Cain's Hundred - September 1962 - this series starring Mark Richard ran but one season.
McKeever and the Colonel - February 1963 - McKeever and the Colonel played out like Dennis the Menace at military school.

To browse more comic book covers or to buy one yourself check out these great sites :; eBay Silver Age comics; and the Comic Book Database.


  1. These are awesome! I especially the ones for SPIN AND MARTY (which I'd really like to see again) and THE TWILIGHT ZONE. I had several of these as a kid...and wish I had them now. Thanks for a fun trip down memory lane.

    1. Glad you enjoyed the post Rick! I too would love to own some Spin and Marty comics.

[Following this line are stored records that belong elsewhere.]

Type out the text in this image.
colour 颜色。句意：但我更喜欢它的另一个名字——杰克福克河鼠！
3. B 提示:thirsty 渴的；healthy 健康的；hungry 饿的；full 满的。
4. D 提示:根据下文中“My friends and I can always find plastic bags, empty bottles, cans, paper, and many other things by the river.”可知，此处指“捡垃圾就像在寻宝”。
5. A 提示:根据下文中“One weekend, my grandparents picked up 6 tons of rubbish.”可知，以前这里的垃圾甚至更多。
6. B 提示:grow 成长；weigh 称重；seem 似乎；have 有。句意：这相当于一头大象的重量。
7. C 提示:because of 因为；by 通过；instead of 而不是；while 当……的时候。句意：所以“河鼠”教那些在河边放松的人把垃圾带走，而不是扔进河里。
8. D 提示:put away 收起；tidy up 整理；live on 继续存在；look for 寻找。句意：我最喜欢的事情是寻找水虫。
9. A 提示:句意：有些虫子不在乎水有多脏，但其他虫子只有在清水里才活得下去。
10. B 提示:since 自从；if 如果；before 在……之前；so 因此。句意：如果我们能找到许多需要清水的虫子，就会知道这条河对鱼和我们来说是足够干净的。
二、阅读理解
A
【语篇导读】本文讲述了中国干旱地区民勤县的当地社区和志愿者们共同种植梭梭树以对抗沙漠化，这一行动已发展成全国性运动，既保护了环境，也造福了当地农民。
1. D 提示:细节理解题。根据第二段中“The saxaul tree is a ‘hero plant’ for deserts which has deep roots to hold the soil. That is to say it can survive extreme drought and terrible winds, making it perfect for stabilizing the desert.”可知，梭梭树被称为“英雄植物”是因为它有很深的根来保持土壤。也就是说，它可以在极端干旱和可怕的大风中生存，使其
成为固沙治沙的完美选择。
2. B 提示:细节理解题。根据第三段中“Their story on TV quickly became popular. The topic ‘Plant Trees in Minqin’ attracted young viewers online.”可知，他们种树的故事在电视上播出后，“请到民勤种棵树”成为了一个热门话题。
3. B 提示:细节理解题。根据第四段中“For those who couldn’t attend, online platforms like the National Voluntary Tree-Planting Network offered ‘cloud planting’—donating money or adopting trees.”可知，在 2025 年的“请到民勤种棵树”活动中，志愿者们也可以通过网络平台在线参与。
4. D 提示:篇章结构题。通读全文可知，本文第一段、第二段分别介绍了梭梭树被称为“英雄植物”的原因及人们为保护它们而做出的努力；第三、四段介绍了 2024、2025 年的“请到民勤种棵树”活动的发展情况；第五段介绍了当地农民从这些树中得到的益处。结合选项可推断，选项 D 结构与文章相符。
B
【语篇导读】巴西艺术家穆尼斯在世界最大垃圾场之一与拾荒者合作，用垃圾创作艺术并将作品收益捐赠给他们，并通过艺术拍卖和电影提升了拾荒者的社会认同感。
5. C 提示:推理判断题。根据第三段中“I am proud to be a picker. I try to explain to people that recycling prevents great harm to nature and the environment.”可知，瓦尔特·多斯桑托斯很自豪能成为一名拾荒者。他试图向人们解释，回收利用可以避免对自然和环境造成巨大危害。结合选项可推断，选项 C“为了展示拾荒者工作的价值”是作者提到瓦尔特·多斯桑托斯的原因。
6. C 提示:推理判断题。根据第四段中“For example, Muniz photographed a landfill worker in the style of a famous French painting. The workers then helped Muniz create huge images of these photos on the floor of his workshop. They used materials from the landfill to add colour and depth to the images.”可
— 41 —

  2. I have a musty old Spin and Marty, and an Adam-12 in the back of the basement somewhere. These covers are wonderful to see. Thanks!

    1. You should dig those out and start perusing them again. I always have such fun when I open up the old musty trunk and fish out my 1950s tv/movie magazines. We're glad you enjoyed the gallery!

  3. Excellent post! I can still recall my first comic convention waaay back in 1981 where I saw a guy selling hundreds of these Dells and Gold Keys. I didn't realize that so many TV shows got comics. Not all the art was great, but yep, those covers were pretty darn cool.

    1. What is it about seeing a whole pile of comic books that gets one so excited? My grandfather ( he worked at a junk yard ) once brought home two big boxes full of comic books and my sister and I enjoyed looking at those for weeks. We're glad you enjoyed our Dell post, Greg!